流通の先端部にあたる農作業を体験しにいったのですが、最初に任された作業は
「除草」
最初、草抜きくらい、まあ、楽ではないだろうけど
それほど大変でもないだろうと高をくくっていたのですが、
それは大きな誤算で、
連れて行かれた先には広大なネギ畑が広がっており、
一帯には無慈悲に初夏の日差しが注がれていて、
日焼けと筋肉痛が約束されていました。
しゃがみ込んで片膝をつき、鎌で半ば掘るように根こそぎ除草するのですが、
姿勢を維持するだけで体力を使いました。
ほんの数時間ぶちっ、ぶちっと除草をしただけなのに、
早くも農業の尊さみたなものをひしひしと感じていました。
何かを作り出す楽しみも確かに覚えつつ。

近年日本国内における若者の農業離れが加速しているのですが、
産地研修に行った先の地区もまた跡継ぎ不在による労働力の高齢化に苛まれていました。
ぼくが雑草と死闘を繰り広げているその隣の畑では、
九十歳を超えるおばあちゃんが黙々と農作業をされていて、つまりはそれが現状でしょう。
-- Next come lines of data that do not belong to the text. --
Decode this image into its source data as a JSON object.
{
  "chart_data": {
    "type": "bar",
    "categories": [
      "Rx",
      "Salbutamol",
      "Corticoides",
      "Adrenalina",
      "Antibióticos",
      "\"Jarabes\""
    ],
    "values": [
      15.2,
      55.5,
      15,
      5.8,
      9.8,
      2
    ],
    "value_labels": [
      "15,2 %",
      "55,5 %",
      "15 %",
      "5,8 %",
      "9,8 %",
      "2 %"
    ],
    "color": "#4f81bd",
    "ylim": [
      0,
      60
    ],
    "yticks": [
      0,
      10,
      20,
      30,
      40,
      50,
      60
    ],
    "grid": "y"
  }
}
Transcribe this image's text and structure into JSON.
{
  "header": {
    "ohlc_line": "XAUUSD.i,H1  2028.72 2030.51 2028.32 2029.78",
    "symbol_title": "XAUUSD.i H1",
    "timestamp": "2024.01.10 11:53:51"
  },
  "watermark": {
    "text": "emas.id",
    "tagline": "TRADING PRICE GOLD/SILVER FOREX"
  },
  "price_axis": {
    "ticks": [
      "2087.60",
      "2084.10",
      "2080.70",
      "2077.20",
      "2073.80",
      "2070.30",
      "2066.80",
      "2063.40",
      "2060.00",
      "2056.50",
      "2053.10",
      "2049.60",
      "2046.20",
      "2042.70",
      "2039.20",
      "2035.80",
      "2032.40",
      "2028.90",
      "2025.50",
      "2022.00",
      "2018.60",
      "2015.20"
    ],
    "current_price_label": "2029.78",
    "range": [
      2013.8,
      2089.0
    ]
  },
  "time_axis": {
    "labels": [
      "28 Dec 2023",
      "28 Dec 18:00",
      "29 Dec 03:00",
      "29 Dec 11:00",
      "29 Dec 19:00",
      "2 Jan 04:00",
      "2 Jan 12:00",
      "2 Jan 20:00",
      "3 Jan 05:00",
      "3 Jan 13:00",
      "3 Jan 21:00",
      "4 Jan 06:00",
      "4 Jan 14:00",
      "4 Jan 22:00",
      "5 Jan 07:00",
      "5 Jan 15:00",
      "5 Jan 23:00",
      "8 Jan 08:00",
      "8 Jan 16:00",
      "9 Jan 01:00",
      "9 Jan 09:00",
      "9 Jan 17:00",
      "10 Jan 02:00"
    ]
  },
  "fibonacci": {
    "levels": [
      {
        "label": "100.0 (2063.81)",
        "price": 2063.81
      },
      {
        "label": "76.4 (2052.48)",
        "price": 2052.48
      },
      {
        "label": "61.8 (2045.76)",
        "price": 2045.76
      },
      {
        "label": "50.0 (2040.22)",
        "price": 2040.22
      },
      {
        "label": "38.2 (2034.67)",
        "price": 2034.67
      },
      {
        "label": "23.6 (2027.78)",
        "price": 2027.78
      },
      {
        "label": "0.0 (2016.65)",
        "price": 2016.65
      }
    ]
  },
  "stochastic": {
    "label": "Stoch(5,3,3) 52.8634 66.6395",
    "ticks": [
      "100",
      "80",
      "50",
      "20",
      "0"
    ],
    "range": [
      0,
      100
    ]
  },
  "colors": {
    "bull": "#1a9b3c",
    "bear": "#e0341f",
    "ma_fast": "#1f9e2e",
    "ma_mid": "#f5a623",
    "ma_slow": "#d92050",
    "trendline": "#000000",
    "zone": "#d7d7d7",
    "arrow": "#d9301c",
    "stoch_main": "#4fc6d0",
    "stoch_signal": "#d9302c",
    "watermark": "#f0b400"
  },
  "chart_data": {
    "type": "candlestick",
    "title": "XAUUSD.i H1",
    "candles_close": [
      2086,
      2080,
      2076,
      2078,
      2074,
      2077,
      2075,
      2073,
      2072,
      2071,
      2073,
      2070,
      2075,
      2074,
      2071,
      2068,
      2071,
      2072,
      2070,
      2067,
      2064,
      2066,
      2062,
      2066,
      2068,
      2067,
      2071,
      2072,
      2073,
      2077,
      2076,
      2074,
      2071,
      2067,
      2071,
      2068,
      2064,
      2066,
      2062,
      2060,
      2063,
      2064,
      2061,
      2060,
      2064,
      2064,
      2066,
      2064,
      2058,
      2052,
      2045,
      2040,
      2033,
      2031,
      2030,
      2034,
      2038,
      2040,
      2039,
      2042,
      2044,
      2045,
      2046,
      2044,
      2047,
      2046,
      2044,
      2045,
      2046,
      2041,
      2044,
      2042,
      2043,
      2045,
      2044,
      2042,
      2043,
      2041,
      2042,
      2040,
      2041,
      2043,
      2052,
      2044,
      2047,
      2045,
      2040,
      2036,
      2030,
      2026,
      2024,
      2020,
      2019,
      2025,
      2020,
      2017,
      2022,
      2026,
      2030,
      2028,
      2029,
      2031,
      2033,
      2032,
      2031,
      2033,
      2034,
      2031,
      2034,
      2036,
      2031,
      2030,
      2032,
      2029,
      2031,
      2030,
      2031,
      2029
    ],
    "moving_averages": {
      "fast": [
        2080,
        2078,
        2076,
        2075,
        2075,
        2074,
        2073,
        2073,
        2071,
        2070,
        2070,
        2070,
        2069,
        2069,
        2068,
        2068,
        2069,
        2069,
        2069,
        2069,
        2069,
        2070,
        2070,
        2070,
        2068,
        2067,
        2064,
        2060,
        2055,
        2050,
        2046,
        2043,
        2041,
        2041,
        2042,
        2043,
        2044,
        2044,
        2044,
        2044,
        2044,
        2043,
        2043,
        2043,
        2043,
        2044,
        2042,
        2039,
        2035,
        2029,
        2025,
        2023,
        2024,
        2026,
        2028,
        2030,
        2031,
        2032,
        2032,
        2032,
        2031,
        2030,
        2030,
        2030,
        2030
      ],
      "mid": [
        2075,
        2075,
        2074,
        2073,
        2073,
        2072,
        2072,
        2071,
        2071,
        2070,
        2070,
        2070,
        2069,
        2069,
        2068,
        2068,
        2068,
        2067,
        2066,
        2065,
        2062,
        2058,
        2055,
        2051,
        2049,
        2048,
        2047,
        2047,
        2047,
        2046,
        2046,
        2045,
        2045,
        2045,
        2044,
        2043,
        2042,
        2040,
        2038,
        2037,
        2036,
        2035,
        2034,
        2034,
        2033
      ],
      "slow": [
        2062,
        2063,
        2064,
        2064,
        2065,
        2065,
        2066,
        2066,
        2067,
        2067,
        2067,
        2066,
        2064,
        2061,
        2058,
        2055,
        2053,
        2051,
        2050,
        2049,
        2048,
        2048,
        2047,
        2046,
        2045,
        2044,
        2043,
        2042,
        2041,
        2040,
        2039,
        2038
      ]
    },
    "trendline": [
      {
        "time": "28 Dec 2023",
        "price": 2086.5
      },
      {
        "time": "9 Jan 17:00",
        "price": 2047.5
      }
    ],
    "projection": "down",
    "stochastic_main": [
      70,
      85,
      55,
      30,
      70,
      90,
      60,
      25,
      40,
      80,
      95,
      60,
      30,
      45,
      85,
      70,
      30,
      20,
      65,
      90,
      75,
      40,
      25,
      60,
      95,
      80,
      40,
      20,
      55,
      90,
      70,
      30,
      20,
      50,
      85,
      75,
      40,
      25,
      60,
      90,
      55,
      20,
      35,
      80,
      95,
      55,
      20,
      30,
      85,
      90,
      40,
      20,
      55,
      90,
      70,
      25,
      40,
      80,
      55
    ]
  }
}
南アジアなどからの留学生をアルバイトとして雇っている農家さんも少なくなかったです。
この産地研修では農作業だけでなく、地域の農協でも作業をさせていただきました。
農協も地域の野菜のブランド化や、新商品の開発、
世間の農薬に対する不安の解消などに尽力されていました。

あっという間にセンセーショナルな一週間は終わりました。
だいぶ肌も焼けたし、筋肉痛にもなりましたが、それこそが農業なのだとぼくは思います。